Kirk Fox, CEO of Riverview, commented, "We are excited to close this transaction with Citizens. Our combined organizations create a future platform for success for our shareholders, employees and customers."

Timothy Walters, President of Citizens, said, "Closing this transaction will provide a great opportunity for our customers, employees and shareholders to participate in the growth opportunities and economies of scale available to a larger organization. We look forward to our future as part of the Riverview franchise."

Election materials will be mailed to Citizens' shareholders on or about November 16, 2015. The election materials provide shareholders with the opportunity to elect the type of consideration they would like to receive in connection with the merger. All elections made will be subject to the allocation and proration procedures described in the proxy statement/prospectus, dated February 13, 2015, which was previously mailed to Citizens' shareholders. The deadline for Citizens' shareholders to return their election materials and share certificates is December 16, 2015.

Riverview Financial Corporation is the parent company of Riverview Bank, a $452 million asset community bank serving the greater Harrisburg market and five counties in central Pennsylvania.

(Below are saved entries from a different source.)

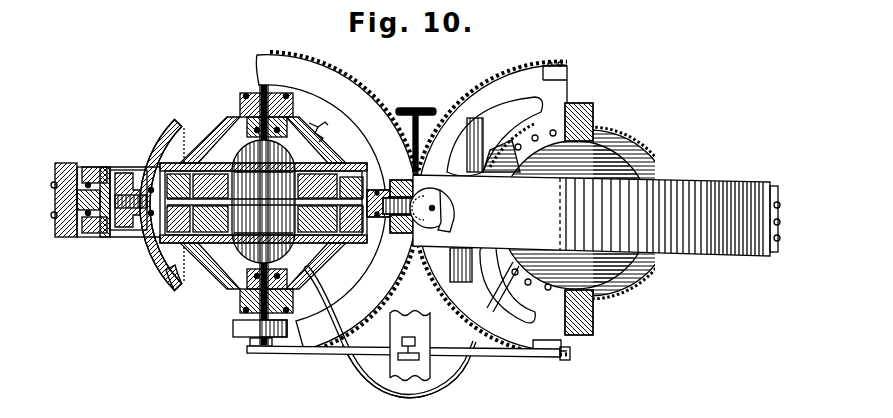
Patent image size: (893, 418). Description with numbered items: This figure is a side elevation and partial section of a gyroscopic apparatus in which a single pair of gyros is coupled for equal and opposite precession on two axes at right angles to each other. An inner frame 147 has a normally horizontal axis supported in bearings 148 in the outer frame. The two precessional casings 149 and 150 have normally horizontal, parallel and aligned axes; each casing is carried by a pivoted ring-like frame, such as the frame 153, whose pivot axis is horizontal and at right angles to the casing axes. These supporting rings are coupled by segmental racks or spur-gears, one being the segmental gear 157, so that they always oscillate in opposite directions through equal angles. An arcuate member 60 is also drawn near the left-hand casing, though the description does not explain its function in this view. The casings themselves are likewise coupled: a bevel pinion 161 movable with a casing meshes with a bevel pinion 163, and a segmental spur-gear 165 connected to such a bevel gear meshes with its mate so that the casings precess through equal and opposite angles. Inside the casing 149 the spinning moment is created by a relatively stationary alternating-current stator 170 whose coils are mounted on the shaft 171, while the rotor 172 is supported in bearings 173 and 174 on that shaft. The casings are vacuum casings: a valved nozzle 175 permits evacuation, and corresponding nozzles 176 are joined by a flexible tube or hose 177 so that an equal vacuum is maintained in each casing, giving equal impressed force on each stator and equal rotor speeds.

The bearings 148 is at (89, 170).
The arcuate arm 60 is at (148, 199).
The precessional casing 149 is at (228, 128).
The bearing 173 is at (255, 125).
The segmental rack or spur-gear 157 is at (338, 86).
The segmental spur-gear 165 is at (507, 72).
The bevel pinion 161 is at (483, 137).
The precessional casing 150 is at (598, 112).
The bevel pinion 163 is at (637, 150).
The valved nozzle 175 is at (322, 137).
The nozzle 176 is at (310, 268).
The inner frame 147 is at (104, 237).
The frame 153 is at (119, 230).
The rotor 172 is at (165, 277).
The A. C. stator 170 is at (248, 240).
The bearing 174 is at (240, 313).
The shaft 171 is at (250, 318).
The flexible tube or hose 177 is at (364, 384).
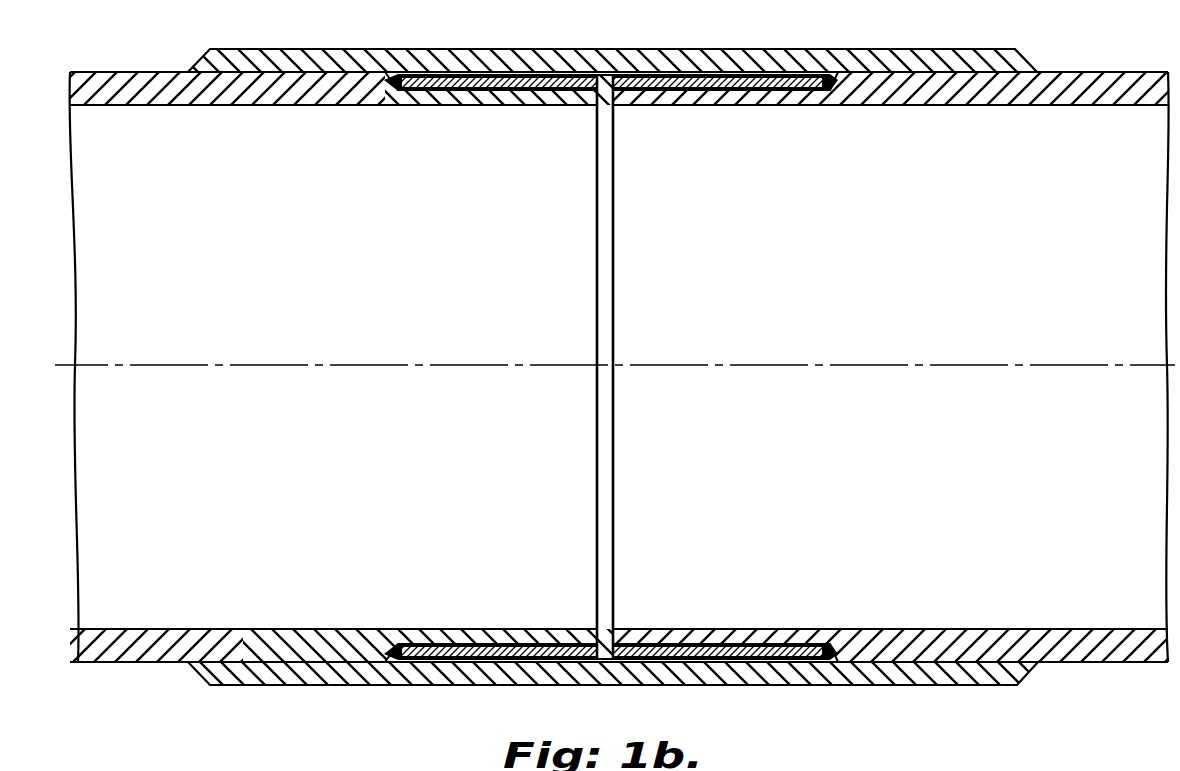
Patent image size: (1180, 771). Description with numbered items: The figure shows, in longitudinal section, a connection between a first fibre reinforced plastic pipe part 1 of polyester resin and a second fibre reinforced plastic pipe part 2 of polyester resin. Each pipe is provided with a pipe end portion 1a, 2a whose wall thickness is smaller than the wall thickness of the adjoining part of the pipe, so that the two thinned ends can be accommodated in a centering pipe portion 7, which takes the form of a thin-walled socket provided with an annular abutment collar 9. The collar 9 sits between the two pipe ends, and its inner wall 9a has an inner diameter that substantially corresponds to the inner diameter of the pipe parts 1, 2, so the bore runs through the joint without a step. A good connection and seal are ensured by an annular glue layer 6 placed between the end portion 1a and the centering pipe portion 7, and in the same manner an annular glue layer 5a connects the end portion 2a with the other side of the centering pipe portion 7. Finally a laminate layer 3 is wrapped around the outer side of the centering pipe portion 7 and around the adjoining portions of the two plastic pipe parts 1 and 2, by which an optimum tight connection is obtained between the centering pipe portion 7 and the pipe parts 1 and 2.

The first fibre reinforced plastic pipe part 1 is at (333, 386).
The pipe end portion of first pipe part 1a is at (525, 632).
The second fibre reinforced plastic pipe part 2 is at (891, 382).
The pipe end portion of second pipe part 2a is at (680, 632).
The laminate layer 3 is at (425, 673).
The adhesive layer 5a is at (717, 636).
The annular glue layer 6 is at (477, 642).
The centering pipe portion 7 is at (600, 658).
The collar 9 is at (607, 630).
The inner wall of the collar 9a is at (603, 110).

Additional Information and Where to Find It: Riverview Financial Corporation filed a Registration Statement on Form S-4 with the SEC in connection with the merger, which included a Proxy Statement/Prospectus distributed to shareholders of The Citizens National Bank of Meyersdale. Investors and security holders are urged to read the Registration Statement and the Proxy Statement/Prospectus carefully. The Registration Statement and the Proxy Statement/Prospectus contain important information about Riverview, Citizens, the merger, the persons soliciting proxies relating to the merger and their interests in the merger, and other related matters. Investors and security holders may obtain free copies of these documents through the website maintained by the SEC at http://www.sec.gov. Free copies of the Proxy Statement/Prospectus and these other documents may also be obtained from Riverview by directing a request to Terry Wasko, Chief Financial Officer at twasko@riverviewbankpa.com or by calling 717-827-4043 or from Citizens by directing a request to Tim Walters, President, at twalters@citizensmeyersdale.com, or by calling 814-634-5941.

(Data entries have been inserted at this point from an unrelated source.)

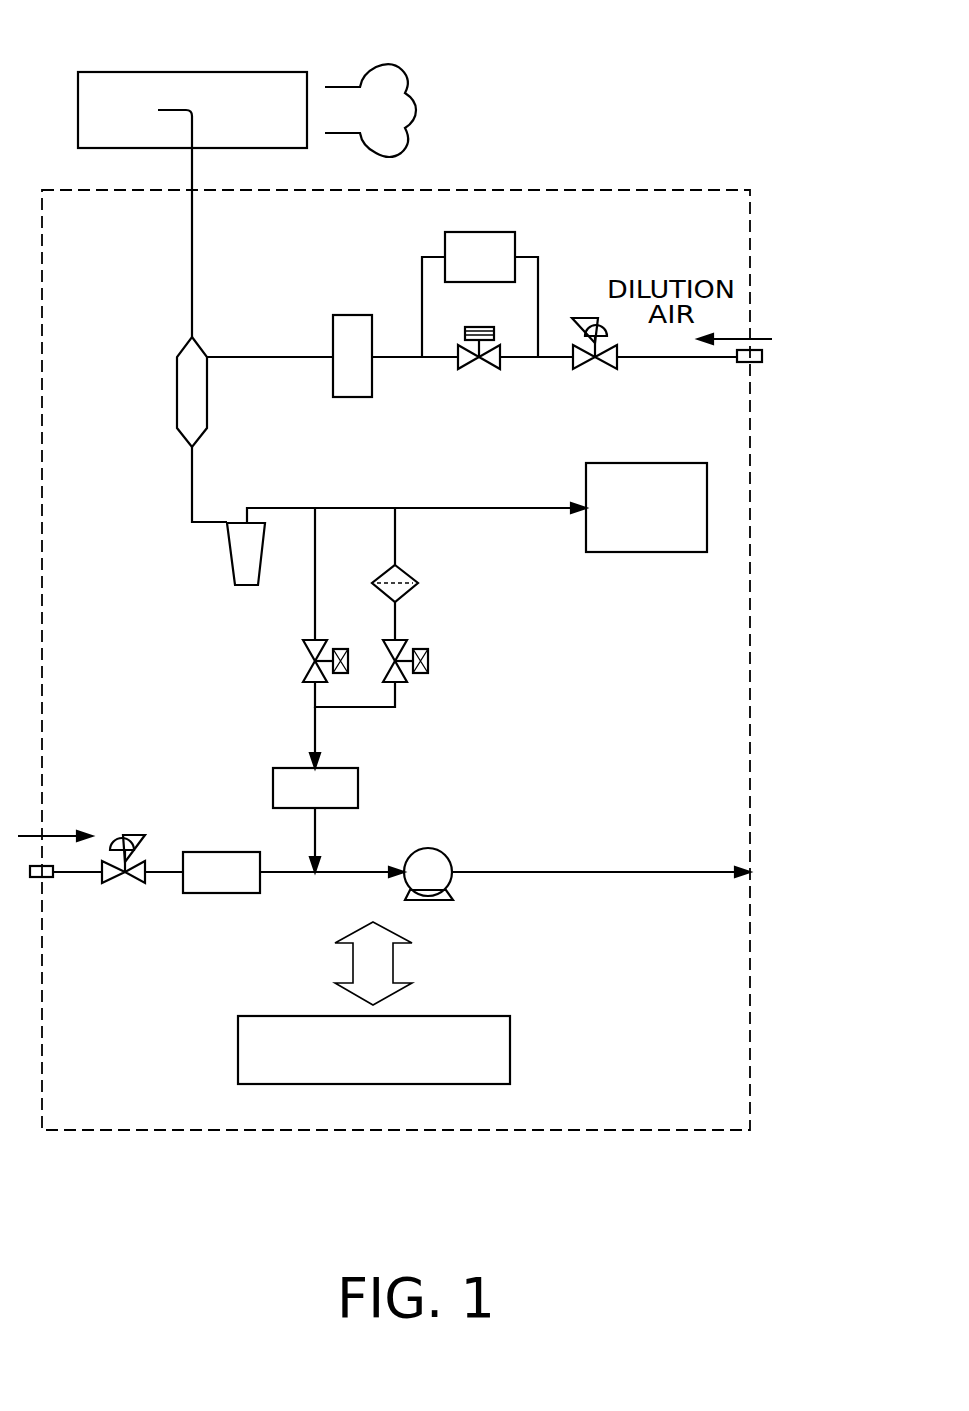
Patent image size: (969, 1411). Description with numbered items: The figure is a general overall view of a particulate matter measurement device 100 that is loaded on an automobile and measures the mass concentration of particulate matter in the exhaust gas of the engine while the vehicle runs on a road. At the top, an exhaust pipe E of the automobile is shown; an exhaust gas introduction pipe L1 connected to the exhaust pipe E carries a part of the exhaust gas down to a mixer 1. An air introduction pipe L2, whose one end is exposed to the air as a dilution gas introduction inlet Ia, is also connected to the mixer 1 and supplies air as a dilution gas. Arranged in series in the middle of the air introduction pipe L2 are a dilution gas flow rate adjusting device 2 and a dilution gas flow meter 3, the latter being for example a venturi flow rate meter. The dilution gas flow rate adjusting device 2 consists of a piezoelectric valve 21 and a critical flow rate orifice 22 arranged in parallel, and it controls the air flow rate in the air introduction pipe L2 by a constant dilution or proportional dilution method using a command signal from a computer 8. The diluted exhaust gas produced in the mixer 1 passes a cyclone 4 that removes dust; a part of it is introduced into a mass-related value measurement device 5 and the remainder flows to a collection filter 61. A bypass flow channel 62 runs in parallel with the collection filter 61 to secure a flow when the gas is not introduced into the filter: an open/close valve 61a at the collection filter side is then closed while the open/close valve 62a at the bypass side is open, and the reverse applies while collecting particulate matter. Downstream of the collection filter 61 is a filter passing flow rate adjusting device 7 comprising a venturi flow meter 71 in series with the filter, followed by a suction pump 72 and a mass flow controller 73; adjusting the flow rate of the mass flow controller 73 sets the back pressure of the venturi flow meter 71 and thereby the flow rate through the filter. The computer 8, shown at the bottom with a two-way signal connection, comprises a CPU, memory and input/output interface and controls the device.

The exhaust pipe E is at (207, 72).
The particulate matter measurement device 100 is at (612, 190).
The exhaust gas introduction pipe L1 is at (188, 248).
The air introduction pipe L2 is at (283, 355).
The mixer 1 is at (180, 345).
The dilution gas flow rate adjusting device 2 is at (490, 315).
The piezoelectric valve 21 is at (470, 366).
The critical flow rate orifice 22 is at (445, 242).
The dilution gas flow meter 3 is at (352, 314).
The dilution gas introduction inlet Ia is at (762, 358).
The cyclone 4 is at (227, 545).
The mass-related value measurement device 5 is at (583, 535).
The collection filter 61 is at (410, 575).
The open/close valve 61a is at (430, 663).
The bypass flow channel 62 is at (310, 585).
The valve 62a is at (305, 660).
The filter passing flow rate adjusting device 7 is at (384, 803).
The venturi flow meter 71 is at (273, 777).
The suction pump 72 is at (447, 850).
The mass flow controller 73 is at (210, 852).
The computer 8 is at (460, 1015).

In addition to the Registration Statement and the Proxy Statement/Prospectus, Riverview files annual, quarterly and current reports, proxy statements and other information with the SEC. You may read and copy any reports, statements or other information at the SEC public reference room in Washington, D.C. Please call the SEC at 1-800-SEC-0330 for further information on the public reference rooms. Riverview's filings with the SEC are also available to the public from commercial document-retrieval services and at the web site maintained by the SEC at http://www.sec.gov.

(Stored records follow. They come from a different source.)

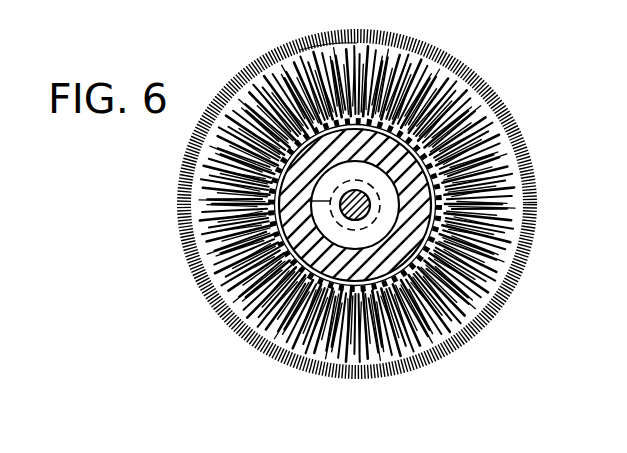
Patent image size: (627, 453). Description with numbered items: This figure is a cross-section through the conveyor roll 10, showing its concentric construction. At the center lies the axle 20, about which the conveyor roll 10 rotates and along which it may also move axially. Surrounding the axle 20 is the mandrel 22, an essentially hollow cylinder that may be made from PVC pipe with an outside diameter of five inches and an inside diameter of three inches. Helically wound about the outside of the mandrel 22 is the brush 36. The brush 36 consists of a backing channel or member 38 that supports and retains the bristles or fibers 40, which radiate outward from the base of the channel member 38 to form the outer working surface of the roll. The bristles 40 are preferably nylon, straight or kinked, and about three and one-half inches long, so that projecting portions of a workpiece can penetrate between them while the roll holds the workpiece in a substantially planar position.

The conveyor roll 10 is at (537, 227).
The axle 20 is at (200, 248).
The mandrel 22 is at (237, 323).
The brush 36 is at (572, 94).
The backing channel member 38 is at (520, 138).
The bristles 40 is at (298, 43).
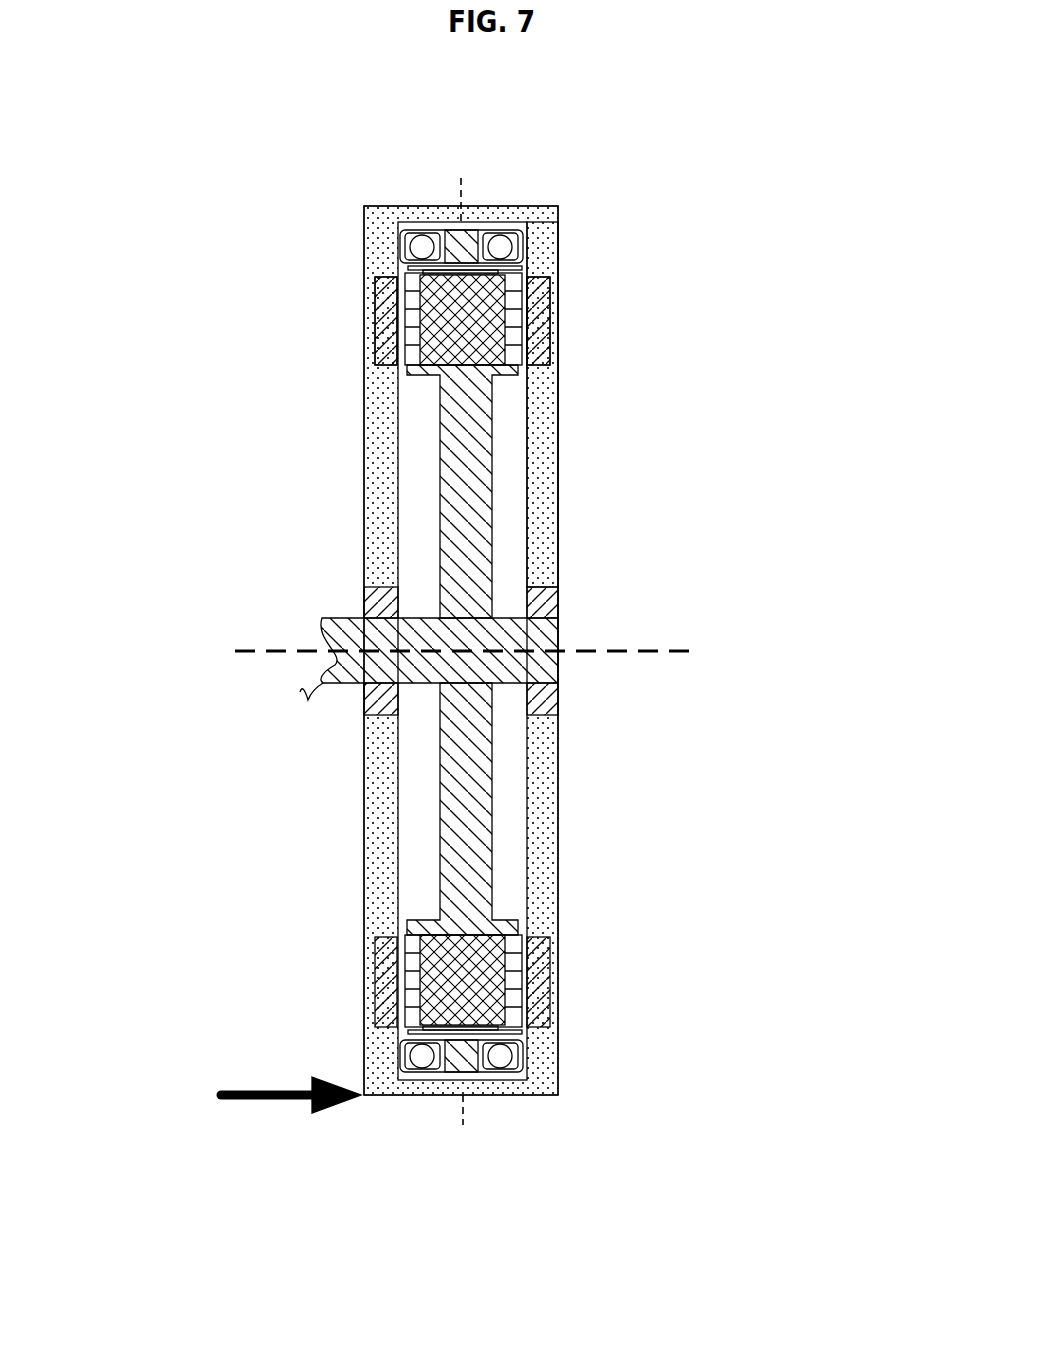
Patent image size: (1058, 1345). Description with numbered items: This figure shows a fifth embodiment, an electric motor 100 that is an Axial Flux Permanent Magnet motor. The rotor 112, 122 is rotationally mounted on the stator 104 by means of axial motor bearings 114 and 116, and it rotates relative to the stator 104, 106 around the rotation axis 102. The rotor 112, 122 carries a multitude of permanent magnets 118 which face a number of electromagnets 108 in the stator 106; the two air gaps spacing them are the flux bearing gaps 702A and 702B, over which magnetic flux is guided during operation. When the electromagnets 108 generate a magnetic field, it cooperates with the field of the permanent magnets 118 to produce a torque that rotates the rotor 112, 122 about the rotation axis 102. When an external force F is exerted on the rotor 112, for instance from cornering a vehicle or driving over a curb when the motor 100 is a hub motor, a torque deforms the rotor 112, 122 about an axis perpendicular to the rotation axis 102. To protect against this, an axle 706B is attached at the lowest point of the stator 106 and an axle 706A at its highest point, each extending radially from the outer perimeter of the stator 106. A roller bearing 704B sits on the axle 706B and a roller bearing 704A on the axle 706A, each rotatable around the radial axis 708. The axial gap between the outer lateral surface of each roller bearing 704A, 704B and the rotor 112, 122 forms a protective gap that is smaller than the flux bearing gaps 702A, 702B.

The electric motor 100 is at (597, 147).
The rotation axis 102 is at (688, 651).
The stator 104 is at (513, 637).
The stator 106 is at (448, 792).
The electromagnets 108 is at (467, 340).
The rotor 112 is at (365, 900).
The axial motor bearing 114 is at (373, 607).
The axial motor bearing 116 is at (543, 600).
The permanent magnets 118 is at (377, 350).
The rotor 122 is at (543, 453).
The flux bearing gap 702A is at (400, 327).
The flux bearing gap 702B is at (527, 342).
The roller bearing 704A is at (500, 248).
The roller bearing 704B is at (507, 1053).
The axle 706A is at (460, 252).
The axle 706B is at (463, 1060).
The axis 708 is at (458, 185).
The external force F is at (298, 1105).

Certain statements contained herein are "forward-looking statements" within the meaning of Section 27A of the Securities Act of 1933 and Section 21E of the Securities Exchange Act of 1934. Such forward-looking statements may be identified by reference to a future period or periods, or by the use of forward-looking terminology, such as "may," "will," "believe," "expect," "estimate," "anticipate," "continue," or similar terms or variations on those terms, or the negative of those terms. Forward-looking statements are subject to numerous risks and uncertainties, including, but not limited to, those related to the economic environment, particularly in the market areas in which the company operates, competitive products and pricing, fiscal and monetary policies of the U.S. Government, changes in government regulations affecting financial institutions, including compliance costs and capital requirements, changes in prevailing interest rates, acquisitions and the integration of acquired businesses, credit risk management, asset-liability management, the financial and securities markets and the availability of and costs associated with sources of liquidity.

The company wishes to caution readers not to place undue reliance on any such forward-looking statements, which speak only as of the date made. The company wishes to advise readers that the factors listed above could affect the company's financial performance and could cause the company's actual results for future periods to differ materially from any opinions or statements expressed with respect to future periods in any current statements. The company does not undertake and specifically declines any obligation to publicly release the result of any revisions that may be made to any forward-looking statements to reflect events or circumstances after the date of such statements or to reflect the occurrence of anticipated or unanticipated events.